Pertamina kata Anggota Komisi VI DPR Ihsan Yunus semestinya fokus karena mereka harus bisa jadi agent development.
"Pertamina sebagai BUMN yang menurut saya paling strategis dan menopang perekonomian kita. Harusnya bekerja profesional," ujar Ihsan di Jakarta, Selasa (22/11/2017).
Menurut dia, Pertamina sebagai BUMN perminyakan merupakan tulang punggung pendapatan negara.
Politikus PDI Perjuangan ini juga tidak menerima alasan yang diungkapkan oleh Pertamina terkait penyebab kerugian tersebut.
Ihsan menilai ada kelalaian dalam pengelolaan Pertamina sehingga menyebabkan kerugian terjadi.

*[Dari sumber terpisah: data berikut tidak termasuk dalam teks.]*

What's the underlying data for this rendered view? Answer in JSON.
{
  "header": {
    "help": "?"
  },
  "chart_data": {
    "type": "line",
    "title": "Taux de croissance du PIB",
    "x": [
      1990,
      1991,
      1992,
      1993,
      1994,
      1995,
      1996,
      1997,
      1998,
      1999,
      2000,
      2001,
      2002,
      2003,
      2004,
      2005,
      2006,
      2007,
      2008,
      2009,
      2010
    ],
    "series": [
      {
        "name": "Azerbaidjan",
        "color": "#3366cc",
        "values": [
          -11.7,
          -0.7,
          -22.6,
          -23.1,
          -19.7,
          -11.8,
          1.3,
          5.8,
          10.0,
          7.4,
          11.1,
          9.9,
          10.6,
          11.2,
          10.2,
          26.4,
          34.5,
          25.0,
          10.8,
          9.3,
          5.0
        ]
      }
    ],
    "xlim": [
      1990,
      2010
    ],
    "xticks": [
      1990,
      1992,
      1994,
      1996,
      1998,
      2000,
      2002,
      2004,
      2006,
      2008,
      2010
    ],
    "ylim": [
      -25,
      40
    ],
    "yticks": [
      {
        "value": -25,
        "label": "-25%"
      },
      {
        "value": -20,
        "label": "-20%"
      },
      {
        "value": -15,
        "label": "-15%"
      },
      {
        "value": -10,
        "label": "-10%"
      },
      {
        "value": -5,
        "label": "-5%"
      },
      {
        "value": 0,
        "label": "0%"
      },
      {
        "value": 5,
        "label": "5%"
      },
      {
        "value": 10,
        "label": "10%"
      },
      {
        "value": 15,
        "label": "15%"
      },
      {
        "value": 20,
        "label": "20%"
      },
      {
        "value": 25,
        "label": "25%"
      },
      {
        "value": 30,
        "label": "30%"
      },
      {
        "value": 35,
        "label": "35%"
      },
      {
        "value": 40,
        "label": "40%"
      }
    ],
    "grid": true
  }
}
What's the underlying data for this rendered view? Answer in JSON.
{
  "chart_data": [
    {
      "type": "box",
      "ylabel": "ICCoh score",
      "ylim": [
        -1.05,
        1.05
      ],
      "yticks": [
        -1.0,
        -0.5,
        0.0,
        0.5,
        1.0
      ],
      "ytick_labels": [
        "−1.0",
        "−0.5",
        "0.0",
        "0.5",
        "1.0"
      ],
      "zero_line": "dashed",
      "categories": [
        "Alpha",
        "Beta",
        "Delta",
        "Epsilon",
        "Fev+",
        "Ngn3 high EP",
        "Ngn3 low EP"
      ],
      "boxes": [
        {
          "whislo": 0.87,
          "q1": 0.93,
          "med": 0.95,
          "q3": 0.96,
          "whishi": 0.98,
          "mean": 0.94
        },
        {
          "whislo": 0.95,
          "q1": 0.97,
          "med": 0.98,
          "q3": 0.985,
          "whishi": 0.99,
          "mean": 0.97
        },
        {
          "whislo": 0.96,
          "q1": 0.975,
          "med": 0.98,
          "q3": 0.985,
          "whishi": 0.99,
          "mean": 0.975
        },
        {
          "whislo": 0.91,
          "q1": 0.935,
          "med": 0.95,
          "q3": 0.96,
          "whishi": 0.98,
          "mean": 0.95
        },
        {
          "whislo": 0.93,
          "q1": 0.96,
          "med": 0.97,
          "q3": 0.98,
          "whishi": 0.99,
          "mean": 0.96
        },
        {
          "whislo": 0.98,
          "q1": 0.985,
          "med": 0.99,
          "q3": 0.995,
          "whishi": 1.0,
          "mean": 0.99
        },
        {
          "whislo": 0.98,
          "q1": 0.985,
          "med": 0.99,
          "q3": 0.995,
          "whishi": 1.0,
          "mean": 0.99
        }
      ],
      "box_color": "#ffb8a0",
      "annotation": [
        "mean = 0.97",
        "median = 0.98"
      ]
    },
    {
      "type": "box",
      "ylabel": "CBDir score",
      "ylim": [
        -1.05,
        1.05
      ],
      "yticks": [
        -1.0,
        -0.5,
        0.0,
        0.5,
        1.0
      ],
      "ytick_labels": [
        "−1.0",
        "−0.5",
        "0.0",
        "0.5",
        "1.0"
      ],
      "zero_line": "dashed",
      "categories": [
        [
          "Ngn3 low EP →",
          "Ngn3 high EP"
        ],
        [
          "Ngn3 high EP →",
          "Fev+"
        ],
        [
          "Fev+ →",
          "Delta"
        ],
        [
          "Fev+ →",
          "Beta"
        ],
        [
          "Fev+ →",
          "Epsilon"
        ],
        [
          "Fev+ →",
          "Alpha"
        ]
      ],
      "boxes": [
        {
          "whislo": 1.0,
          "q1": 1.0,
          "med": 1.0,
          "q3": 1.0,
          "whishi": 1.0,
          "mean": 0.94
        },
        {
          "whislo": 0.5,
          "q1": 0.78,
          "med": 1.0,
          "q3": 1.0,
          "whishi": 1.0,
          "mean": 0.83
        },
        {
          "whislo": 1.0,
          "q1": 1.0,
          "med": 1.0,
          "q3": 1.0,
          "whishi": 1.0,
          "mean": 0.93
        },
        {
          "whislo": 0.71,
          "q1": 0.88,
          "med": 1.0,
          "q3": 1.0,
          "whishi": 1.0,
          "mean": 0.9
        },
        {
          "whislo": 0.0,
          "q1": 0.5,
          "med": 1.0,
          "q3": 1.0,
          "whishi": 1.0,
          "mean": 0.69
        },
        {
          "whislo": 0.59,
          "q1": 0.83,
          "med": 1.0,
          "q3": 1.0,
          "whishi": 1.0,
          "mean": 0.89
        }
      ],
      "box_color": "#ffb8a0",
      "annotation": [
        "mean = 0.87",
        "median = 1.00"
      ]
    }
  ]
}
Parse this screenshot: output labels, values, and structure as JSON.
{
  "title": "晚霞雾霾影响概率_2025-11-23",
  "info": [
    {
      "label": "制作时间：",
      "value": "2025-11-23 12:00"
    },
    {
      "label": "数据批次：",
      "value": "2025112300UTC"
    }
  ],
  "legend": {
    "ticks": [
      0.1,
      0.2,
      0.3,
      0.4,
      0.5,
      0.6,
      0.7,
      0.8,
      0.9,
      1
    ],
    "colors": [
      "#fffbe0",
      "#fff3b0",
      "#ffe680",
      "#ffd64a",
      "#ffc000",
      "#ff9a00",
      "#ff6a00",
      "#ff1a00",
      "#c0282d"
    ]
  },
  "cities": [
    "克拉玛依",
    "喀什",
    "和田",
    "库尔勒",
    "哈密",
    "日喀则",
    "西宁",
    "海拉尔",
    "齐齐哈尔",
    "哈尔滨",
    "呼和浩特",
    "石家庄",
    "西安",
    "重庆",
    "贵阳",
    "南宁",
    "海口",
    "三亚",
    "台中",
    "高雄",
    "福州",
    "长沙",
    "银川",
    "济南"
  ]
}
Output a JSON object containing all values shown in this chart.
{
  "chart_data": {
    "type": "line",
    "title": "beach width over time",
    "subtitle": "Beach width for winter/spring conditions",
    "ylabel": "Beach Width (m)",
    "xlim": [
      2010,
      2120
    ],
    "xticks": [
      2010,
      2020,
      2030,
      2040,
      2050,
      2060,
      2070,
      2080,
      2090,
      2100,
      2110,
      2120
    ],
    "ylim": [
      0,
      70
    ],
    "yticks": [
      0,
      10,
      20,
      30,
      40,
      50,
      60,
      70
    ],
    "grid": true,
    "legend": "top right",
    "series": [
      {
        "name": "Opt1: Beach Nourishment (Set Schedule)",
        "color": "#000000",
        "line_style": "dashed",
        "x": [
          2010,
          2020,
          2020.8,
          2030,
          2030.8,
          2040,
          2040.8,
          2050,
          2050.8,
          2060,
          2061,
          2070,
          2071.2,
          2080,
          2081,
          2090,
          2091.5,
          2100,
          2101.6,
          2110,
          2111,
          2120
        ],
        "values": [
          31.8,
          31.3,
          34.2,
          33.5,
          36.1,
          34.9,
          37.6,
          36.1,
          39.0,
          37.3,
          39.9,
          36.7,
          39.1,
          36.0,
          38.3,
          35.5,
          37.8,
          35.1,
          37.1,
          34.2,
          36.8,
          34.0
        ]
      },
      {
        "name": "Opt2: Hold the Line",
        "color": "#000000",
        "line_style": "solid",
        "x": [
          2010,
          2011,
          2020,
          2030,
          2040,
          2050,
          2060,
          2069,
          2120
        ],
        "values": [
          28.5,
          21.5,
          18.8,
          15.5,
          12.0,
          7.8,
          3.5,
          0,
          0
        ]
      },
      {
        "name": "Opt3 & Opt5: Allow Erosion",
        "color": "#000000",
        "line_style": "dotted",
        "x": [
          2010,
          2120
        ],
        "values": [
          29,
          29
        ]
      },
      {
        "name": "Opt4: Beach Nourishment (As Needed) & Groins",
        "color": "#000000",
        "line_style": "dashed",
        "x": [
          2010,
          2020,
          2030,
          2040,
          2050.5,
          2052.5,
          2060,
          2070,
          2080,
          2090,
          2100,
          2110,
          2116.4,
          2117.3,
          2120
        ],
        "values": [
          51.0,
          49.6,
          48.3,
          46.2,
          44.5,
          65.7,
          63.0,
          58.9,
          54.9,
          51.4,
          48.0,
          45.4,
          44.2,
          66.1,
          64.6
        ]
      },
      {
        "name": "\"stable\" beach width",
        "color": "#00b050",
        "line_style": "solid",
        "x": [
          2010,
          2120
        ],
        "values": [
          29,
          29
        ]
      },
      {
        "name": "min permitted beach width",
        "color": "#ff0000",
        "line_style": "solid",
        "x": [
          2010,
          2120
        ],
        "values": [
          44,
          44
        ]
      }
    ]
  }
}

"Jika sistemnya yang salah kita harus perbaiki dan kalau direksinya yang salah kita harus ganti. Termasuk posisi dirutnya," tegas Ihsan.
Sebelumnya, manajemen Pertamina di bawah Elia Massa Manik mengklaim penugasan BBM satu harga dari pemerintah memberatkan keuangan perusahaan plat merah.
Namun, hal itu dibantah oleh anggota Komisi VI DPR Eni Maulani Saragih.
"Rp 19 triliun ini apakah karena beban penugasan terlalu berat atau ada proyek-proyek menguap atau karena kebocoran subsidi,"ujarnya.
Anggota dewan dari Fraksi Partai Golkar ini pun meragukan klaim Pertamina tersebut.
"Jadi harus melakukan audit forensik karena ini kan cukup besar. Apalagi cuma dari Januari sampai September dan hanya karena penugasan BBM satu harga," jelas dia.
Komisi VII juga akan segera memanggil pihak Pertamina untuk konfirmasi kerugian yang terjadi. Sebab, Eni mengaku sanksi penyebab Pertamina merugi hanya karena program BBM satu harga.
"Apalagi program ini belum sukses seperti yang dicita-citakan Pak Jokowi bahwa program satu harga sampai ke seluruh rakyat Indonesia. Sebab, pada kenyataannya program ini masih satu harga pada tingkat pengecer, belum sampai ke konsumen akhir," ucap dia.